Open Source Database Maker Launches Managed ML Metadata Service

Database maker ArangoDB today announced the release of ArangoML Pipeline Cloud, a hosted and managed metadata layer for production-grade data science and Machine Learning (ML) platforms.

The ArangoML Pipeline provides a common and extensible metadata layer that allows data scientists and DataOps teams to manage all information related to their ML pipelines in one place. The types of metadata captured when productizing ML pipelines ranges from data storage (size, location, creation date, checksum) to model training (training/validation performance, training duration) and model serving (model linage, serving performance).

"Common metadata is an often overlooked aspect when building production grade ML pipelines, but is equally as important as good training data," said Jörg Schad, Head of Engineering and Machine Learning at ArangoDB, in a statement. "It is not only crucial for DataOps teams when looking for reproducible builds, audit trails, or compliance with privacy regulations, but extremely valuable for data scientists as well, allowing them to easily grasp the lineage of models, what artifacts are involved, and also enabling performance comparisons across different models and approaches."
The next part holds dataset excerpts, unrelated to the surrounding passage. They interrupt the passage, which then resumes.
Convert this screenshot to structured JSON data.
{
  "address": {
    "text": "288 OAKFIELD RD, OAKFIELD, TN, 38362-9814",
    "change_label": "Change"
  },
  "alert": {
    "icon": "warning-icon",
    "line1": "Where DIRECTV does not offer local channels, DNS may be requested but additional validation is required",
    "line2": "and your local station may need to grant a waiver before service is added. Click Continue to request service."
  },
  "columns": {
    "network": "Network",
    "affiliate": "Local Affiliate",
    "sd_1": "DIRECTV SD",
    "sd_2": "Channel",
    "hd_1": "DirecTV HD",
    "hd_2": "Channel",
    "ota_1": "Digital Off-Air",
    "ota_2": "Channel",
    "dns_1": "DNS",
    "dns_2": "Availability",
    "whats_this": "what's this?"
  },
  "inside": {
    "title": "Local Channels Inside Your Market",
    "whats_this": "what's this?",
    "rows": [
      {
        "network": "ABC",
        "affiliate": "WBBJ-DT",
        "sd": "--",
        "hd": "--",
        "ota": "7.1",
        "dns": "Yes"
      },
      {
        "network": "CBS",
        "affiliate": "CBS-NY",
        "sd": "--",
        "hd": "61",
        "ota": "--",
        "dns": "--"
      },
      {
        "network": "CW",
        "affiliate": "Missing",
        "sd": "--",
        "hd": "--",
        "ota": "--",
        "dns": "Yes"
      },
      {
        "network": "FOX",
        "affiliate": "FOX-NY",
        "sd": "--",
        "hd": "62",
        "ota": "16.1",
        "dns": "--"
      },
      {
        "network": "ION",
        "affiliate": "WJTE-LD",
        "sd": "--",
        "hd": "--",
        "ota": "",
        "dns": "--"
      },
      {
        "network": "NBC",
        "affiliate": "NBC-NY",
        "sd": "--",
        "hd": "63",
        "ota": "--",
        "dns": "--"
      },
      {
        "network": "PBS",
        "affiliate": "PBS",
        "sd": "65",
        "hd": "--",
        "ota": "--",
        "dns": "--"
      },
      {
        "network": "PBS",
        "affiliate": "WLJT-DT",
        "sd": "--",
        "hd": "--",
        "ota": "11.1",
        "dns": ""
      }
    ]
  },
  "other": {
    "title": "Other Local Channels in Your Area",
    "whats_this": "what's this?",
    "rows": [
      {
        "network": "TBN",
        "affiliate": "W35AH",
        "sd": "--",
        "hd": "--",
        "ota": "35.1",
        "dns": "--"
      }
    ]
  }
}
"DataOps" is the automated, process-oriented methodology for data analytics that is quickly becoming an enterprise essential.

The Pipeline was developed, the company says, to meet the often divergent needs of data scientists (who focus on the quality of the data, feature training, and model results), and DevOps (where it's all about managing which datasets and deployments are in use, their performance, and how they're being deployed).

It accomplishes this by centralizing the metadata produced across the ML pipeline and providing that common interface, which shows the relationships of the data, features, and model training results, as well as the deployments, management, and serving logistics. The product is pipeline agnostic, so it allows any combination of pipeline components to be connected. And because it's cloud-based, it can be up and running in a few clicks.

The ArangoML Pipeline is the latest offering in the company's evolving ArangoML product line, and it runs on the new ArangoDB Oasis managed cloud service. ArangoDB is a native multi-model database with flexible data models for documents, graphs, and key-values. It's designed to accommodate and unite unstructured, highly-interlinked data, such as inference and model descriptions, and allow relationships among them to be stored as a graph that can be managed by the DevOps engineer and used by the data scientist at the same time.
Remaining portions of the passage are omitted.